3.3.2. The archive must be accessible by scholars analyzing the data, and available to collaborators or others who have rights of access as allowed or required by the sponsor.
3.3.3. Research data should be stored securely for sufficient time following publication, analysis, or termination of the project. Research data includes not only the primary information produced through the conduct of the research, but also the corresponding metadata. Research data must be retained in accordance with all applicable sponsor and federal regulatory data retention requirements and profession-specific ethical guidelines/timelines.
3.3.4. If sponsor requirements indicate that data must be destroyed at a given time point, the PI is responsible for ensuring destruction per these requirements.
3.4. Data Sharing
3.4.1. Investigators are expected to share with other researchers data created or gathered in the course of funded research within a reasonable time frame. These requirements may vary, based on funding agency, but in general require that research data be made available to the scientific community for subsequent analysis. In most cases, the PI has the right to first analysis, unless other requirements are in place to warrant immediate release. It is the PI's responsibility to ensure that data sharing plans are developed and provided to the granting agency as required, and to ensure that the plan is executed.
3.4.2. Methods of sharing data may include, but are not limited to, publications, placing data in public archives, and sharing directly with other researchers.
3.4.3. PI's are responsible for working with ORSP to ensure that the intellectual property of the University is protected throughout any data sharing arrangement.
3.4.4. Any data shared must meet all requirements for compliance including privacy and data protection. It is the PI's responsibility to ensure that all compliance requirements for the data are properly identified and satisfied through any data sharing arrangement.

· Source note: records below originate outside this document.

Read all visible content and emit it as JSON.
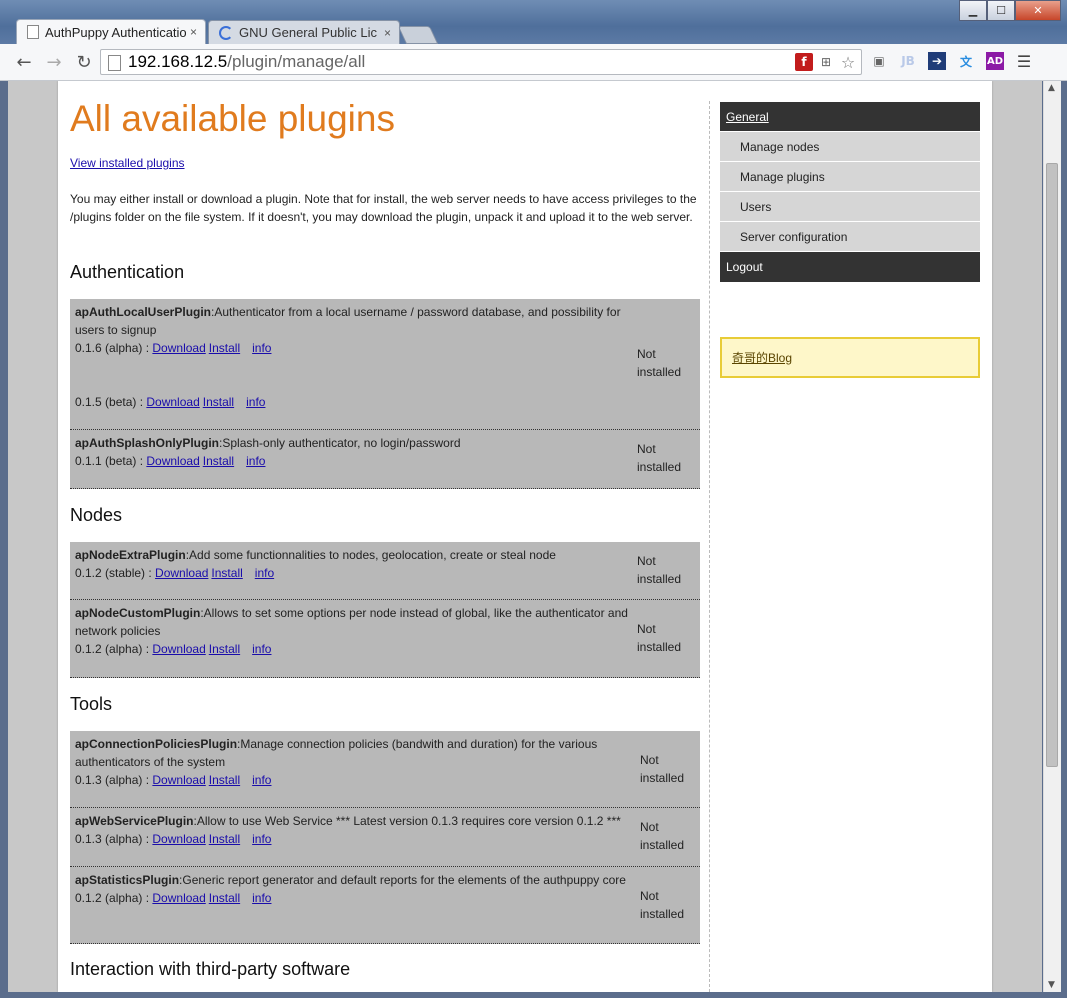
{
  "browser": {
    "tabs": [
      {
        "title": "AuthPuppy Authenticatio",
        "close": "×"
      },
      {
        "title": "GNU General Public Lic",
        "close": "×"
      }
    ],
    "url_host": "192.168.12.5",
    "url_path": "/plugin/manage/all",
    "nav": {
      "back": "←",
      "forward": "→",
      "reload": "↻"
    },
    "window": {
      "minimize": "▁",
      "maximize": "☐",
      "close": "✕"
    }
  },
  "page": {
    "title": "All available plugins",
    "view_installed_link": "View installed plugins",
    "intro": "You may either install or download a plugin. Note that for install, the web server needs to have access privileges to the /plugins folder on the file system. If it doesn't, you may download the plugin, unpack it and upload it to the web server.",
    "sections": [
      {
        "heading": "Authentication",
        "plugins": [
          {
            "name": "apAuthLocalUserPlugin",
            "desc": ":Authenticator from a local username / password database, and possibility for users to signup",
            "versions": [
              {
                "label": "0.1.6 (alpha) : ",
                "download": "Download",
                "install": "Install",
                "info": "info"
              },
              {
                "label": "0.1.5 (beta) : ",
                "download": "Download",
                "install": "Install",
                "info": "info"
              }
            ],
            "status": "Not installed"
          },
          {
            "name": "apAuthSplashOnlyPlugin",
            "desc": ":Splash-only authenticator, no login/password",
            "versions": [
              {
                "label": "0.1.1 (beta) : ",
                "download": "Download",
                "install": "Install",
                "info": "info"
              }
            ],
            "status": "Not installed"
          }
        ]
      },
      {
        "heading": "Nodes",
        "plugins": [
          {
            "name": "apNodeExtraPlugin",
            "desc": ":Add some functionnalities to nodes, geolocation, create or steal node",
            "versions": [
              {
                "label": "0.1.2 (stable) : ",
                "download": "Download",
                "install": "Install",
                "info": "info"
              }
            ],
            "status": "Not installed"
          },
          {
            "name": "apNodeCustomPlugin",
            "desc": ":Allows to set some options per node instead of global, like the authenticator and network policies",
            "versions": [
              {
                "label": "0.1.2 (alpha) : ",
                "download": "Download",
                "install": "Install",
                "info": "info"
              }
            ],
            "status": "Not installed"
          }
        ]
      },
      {
        "heading": "Tools",
        "plugins": [
          {
            "name": "apConnectionPoliciesPlugin",
            "desc": ":Manage connection policies (bandwith and duration) for the various authenticators of the system",
            "versions": [
              {
                "label": "0.1.3 (alpha) : ",
                "download": "Download",
                "install": "Install",
                "info": "info"
              }
            ],
            "status": "Not installed"
          },
          {
            "name": "apWebServicePlugin",
            "desc": ":Allow to use Web Service *** Latest version 0.1.3 requires core version 0.1.2 ***",
            "versions": [
              {
                "label": "0.1.3 (alpha) : ",
                "download": "Download",
                "install": "Install",
                "info": "info"
              }
            ],
            "status": "Not installed"
          },
          {
            "name": "apStatisticsPlugin",
            "desc": ":Generic report generator and default reports for the elements of the authpuppy core",
            "versions": [
              {
                "label": "0.1.2 (alpha) : ",
                "download": "Download",
                "install": "Install",
                "info": "info"
              }
            ],
            "status": "Not installed"
          }
        ]
      },
      {
        "heading": "Interaction with third-party software",
        "plugins": []
      }
    ]
  },
  "sidebar": {
    "general": "General",
    "items": [
      "Manage nodes",
      "Manage plugins",
      "Users",
      "Server configuration"
    ],
    "logout": "Logout",
    "blog_link": "奇哥的Blog"
  }
}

This includes requirements identified through IRB and other compliance processes.
4. Procedures
4.1. There are no procedures associated with this P.S.
5. Review Process
Responsible Party (Reviewer): Associate Vice President for Information Technology & CIO (or equivalent position)
Review Period: Every five years on or before September 1, and as necessary.
Signed original on file.
6. Policy History
Issue #1: 07/21/25 (Current issue)
7. References
SAM 07.A.08, Data Classification and Protection
Health Insurance Portability and Accountability Act (HIPAA)
Family Education Rights and Privacy Act (FERPA)
Federal Information Security Management Act (FISMA)
National Institute of Standards and Technology (NIST)
8. Exhibits
There are no exhibits associated with this PS.